I still have ham left over from Christmas.
In a characteristically excessive move, I procured a 9.7 kilo leg of beautifully cured ham for our very small Christmas gathering*, which I glazed with quince paste and cardamom and green ginger wine and lovingly studded with approximately twelve million cloves. We ate ham everyday for two weeks. And then I carved up the remaining five kilos, and packaged the slices and chunks and bones away in the freezer, dreaming of mid-winter pea-and-ham soups and ham and leek soufflés.
I don’t like waste. I ferret away kitchen scapes and old bones for stock. My freezer contains little zip lock bags of everything from stale bread crumbs to off cuts of potato and kohlrabi to a chicken carcass to prawn heads. You never know what you might need. Of course it’s frugal: throwing away food is the same as throwing away money. It’s also partly a political stance: when we waste food we are saying that the time and effort put into growing and rearing our food is disposable**. And it is so satisfying to make something delicious out of food that would otherwise be assigned to the trash.
Think of it as 3D Tetris for your tastebuds.
Ham. Diced carrot off-cuts. The first of this year’s tomato passata. Half an onion in the fridge. Celery. Celery powder. Half a bulb of fennel. Stolen rosemary. Tinned cannellini beans. Now I love baked beans. Not the sticky sweet navy-beans-in-tomato-sauce you can buy in a tin (although, to be fair, those bad boys are pretty healthy, providing you buy the low salt/low sugar brands). The old-school home-made kind, chunky and spicy and packed full of vegetables. It is my measure of a good breakfast cafe, the calibre of their ‘house-made beans’. And baked beans are precisely what the contents of my freezer suggests. All it needs it a little time to braise.
Best Christmas present ever.
* In addition to a two kilo turkey buff, and two chickens. Not to mention potato salad and zucchini and green bean salad with pangratto, and steamed carrots and four loaves of bread and roasted baby beatroots. For eight people. I have issues.

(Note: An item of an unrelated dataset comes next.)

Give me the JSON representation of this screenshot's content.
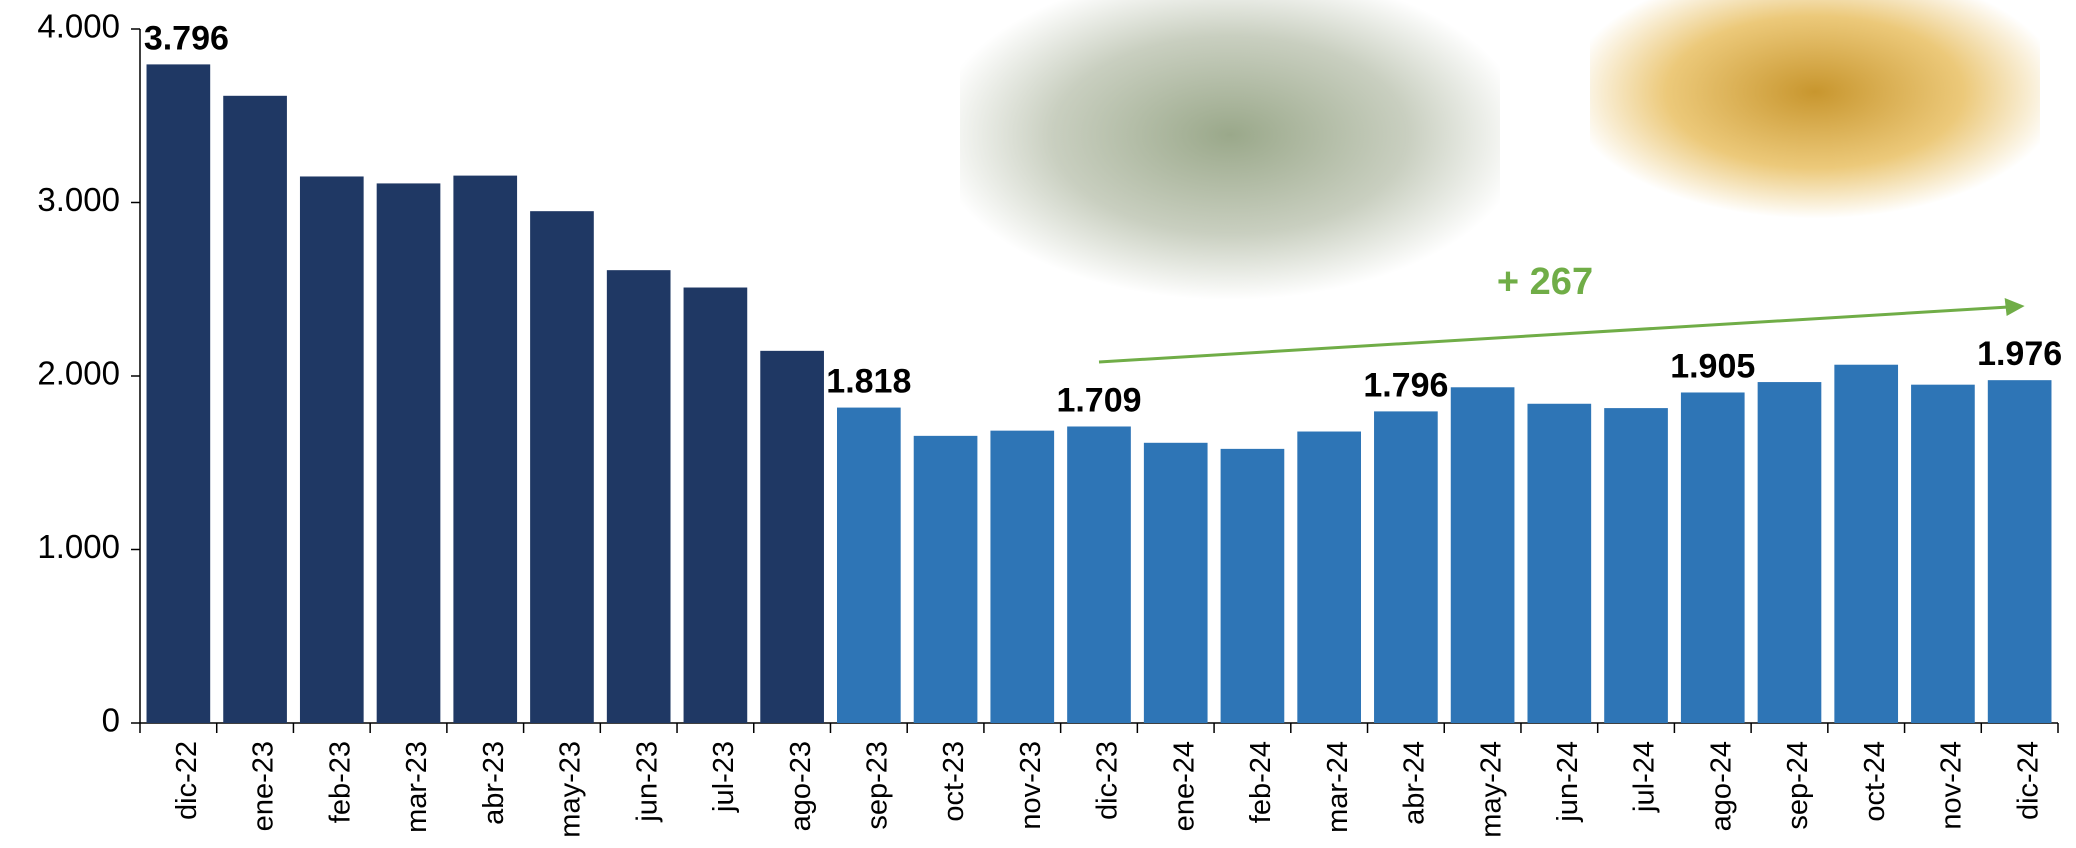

** You could argue that rather than saving money by not wasting food, we should just buy more food so that farmers are better recompensed. I say, let’s pay more money for food, thus better remunerating farmers and incentivising us consumers not to waste it. Food is way too cheap.
Rustic baked beans
1 tbsp olive oil
1 small red onion, diced
2 cloves garlic, minced 2 red chillies, minced (optional)
2 medium carrots, diced
2 stalks celery, diced
½ tsp fennel seeds
½ tsp coriander seeds
¼ ground all spice
2 tsp sweet paprika
6 very ripe tomatoes, diced (or 2 cups passata or 2 tins crushed tomatoes)
Sprig rosemary. Or thyme. Or oregano. Whatever you grow/can steal.
300 gm thick chunks ham (or a bit of ham bone or smoked pork hock or similar. Or leave out, just as good).
2 tins cannellini beans (or your favourite beans, butter beans are good. So are kidney beans.)
Saute the onions, garlic and vegetables (except tomatoes) in a large heavy based saucepan until soft, this will take about ten minutes. Add the spices, toast for about 1 minute, then add the tomatoes, fresh herbs and ham.
Bring to a simmer (add as little water if a bit dry) and cook for about half an hour to an hour, until thick and all the flavours are infused. Taste, and add salt if necessary.
Gently stir through the drained tinned beans (feel free to soak dried ones over night, I just love the convenience of tinned ones) and heat through.
Finish off with masses of fresh chopped parsley and a teaspoon of powdered celery leaves.
Serve over grilled polenta or thick sourdough toast. Soft yolked organic poached egg makes this transcendent.